The sky was clear with a few wispy clouds to add visual interest. A perfect day for filming. We were driving two cars along twisty roads hugging the hills and craggy shorelines of central California. Both machines were exotic European two-seaters with their engines in the back.

One of the cars was the 740 horsepower V12 Lamborghini Aventador Superveloce. That’s “super fast” in Italian. The other was the all-new redesigned Smart ForTwo, a tiny 89 horsepower “city car” from Mercedes-Benz parent company Daimler.

We’d already been driving the Smart ForTwo around Monterey for a couple of days when we had an opportunity to shoot video of the Lamborghini. I had the great idea to use the Smart as our “camera car.” The puny city car would carry our equipment and serve as a shooting platform for driving shots. And it mostly worked!

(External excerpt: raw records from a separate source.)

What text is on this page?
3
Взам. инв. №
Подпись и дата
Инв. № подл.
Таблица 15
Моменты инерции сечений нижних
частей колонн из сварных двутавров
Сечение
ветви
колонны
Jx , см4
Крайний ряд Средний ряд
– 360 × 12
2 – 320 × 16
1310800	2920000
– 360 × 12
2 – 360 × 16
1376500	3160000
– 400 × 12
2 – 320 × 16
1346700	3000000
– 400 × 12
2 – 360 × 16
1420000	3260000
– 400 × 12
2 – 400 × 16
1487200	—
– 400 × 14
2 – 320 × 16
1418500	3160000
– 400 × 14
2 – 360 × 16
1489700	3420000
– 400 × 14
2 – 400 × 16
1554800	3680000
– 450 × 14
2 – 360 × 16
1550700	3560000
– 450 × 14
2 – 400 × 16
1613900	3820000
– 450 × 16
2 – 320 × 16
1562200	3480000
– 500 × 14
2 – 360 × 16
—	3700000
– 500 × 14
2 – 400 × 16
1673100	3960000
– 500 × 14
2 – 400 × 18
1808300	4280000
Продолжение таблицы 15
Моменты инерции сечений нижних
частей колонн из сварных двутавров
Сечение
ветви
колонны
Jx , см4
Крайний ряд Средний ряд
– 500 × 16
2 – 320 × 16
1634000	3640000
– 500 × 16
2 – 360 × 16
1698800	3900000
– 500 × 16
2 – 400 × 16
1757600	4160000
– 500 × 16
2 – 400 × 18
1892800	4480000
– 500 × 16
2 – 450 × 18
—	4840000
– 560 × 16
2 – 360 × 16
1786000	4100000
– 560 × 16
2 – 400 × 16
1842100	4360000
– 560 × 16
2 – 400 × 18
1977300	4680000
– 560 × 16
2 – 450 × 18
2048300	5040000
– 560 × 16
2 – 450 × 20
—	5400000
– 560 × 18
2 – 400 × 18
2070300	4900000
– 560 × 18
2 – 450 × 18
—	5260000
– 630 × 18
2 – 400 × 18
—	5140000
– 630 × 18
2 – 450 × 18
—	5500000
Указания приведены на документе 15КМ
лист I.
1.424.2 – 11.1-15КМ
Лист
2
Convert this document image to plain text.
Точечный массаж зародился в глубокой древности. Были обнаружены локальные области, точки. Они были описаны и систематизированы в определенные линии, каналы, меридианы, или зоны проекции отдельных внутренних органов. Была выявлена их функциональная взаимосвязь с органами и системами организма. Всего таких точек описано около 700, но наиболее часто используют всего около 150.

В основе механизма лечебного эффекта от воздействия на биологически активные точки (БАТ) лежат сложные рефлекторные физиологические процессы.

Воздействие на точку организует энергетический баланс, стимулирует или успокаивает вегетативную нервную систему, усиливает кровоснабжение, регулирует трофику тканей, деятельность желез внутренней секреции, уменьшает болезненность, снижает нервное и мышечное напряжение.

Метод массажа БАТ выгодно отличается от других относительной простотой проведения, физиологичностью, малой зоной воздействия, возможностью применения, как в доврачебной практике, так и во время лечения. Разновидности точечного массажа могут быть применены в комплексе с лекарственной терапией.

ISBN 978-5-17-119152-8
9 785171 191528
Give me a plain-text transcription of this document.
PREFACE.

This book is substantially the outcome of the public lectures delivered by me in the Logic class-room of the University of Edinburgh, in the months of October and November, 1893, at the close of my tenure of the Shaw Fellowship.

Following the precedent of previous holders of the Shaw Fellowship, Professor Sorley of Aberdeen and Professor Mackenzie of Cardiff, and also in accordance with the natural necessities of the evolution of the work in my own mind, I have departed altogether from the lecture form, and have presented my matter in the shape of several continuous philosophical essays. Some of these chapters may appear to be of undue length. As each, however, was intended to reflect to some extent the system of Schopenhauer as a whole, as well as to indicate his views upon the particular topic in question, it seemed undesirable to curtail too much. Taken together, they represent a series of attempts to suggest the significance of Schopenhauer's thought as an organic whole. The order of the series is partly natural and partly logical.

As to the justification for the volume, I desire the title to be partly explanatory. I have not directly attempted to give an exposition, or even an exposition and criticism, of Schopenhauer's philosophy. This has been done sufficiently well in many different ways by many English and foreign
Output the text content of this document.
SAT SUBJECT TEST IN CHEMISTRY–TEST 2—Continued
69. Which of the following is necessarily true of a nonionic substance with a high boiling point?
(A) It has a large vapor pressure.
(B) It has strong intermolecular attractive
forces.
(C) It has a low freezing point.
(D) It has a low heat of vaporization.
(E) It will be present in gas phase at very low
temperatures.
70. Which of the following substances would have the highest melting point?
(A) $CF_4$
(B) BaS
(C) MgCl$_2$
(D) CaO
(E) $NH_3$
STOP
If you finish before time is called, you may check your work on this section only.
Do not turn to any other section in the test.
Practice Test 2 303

You might think these cars are not well matched, and you’d have a point there. If you’re rolling along at 55 miles an hour in the Aventador Superveloce and you step on the gas and it feels like you just got rear-ended by an out-of-control Japanese bullet train.

In the Smart car, it feels more like you’re on the Disney World Monorail. It’s fast enough, really, it’s just not that fast.

But speed’s not what this car is about. Tiny is what this car is about. Teeny tiny. Fun in this car — and, really, it is a hoot — is discovering all the stuff you can do in a car that’s this ridiculously small. Think you can’t possibly pull off a U-turn in that skinny two-lane road? Oh, yes, you can! No way any car can fit into that half-sized parking space? This car can! Worried about getting around that double-parked delivery truck? Stop worrying. You’ve got this!

Yes, it feels like driving a real car. It was even fun to bop down California’s twisty canyon roads in the bouncy little Smart. You’re sitting up pretty high and the wheels are close together under you, so it chucks you around a bit over big bumps. But it doesn’t feel too different from a lot of other subcompacts, like the Ford Fiesta and Honda Fit.

In fact, since all of its interior space is devoted to just two individuals, the Smart ForTwo is surprisingly roomy. There’s plenty of legroom and you can even move your elbows around. It’s only when you turn your head and realize you can almost lick the back window that you realize how small it is. Still, we managed to get our camera gear back there — well, most of it — and even fit in a folded-up cameraperson for some on-road driving shots. (Seriously, don’t try this at home.)

The best thing about it is the new automatic transmission. The old Smart car’s transmission was a nausea-inducing head-tossing mess. The new one is much better. Unfortunately, it’s great in everything except, ironically, stop-and-go city gridlock which is supposed to be this car’s native ecosystem. Smart is now offering a 5-speed manual transmission, too. I haven’t tried it, but that should solve the problem.

Overall, the new Smart feels more like a real, regular car, just smaller. As a much-improved Smart ForTwo, it’s kind of the ultimate “niche car.”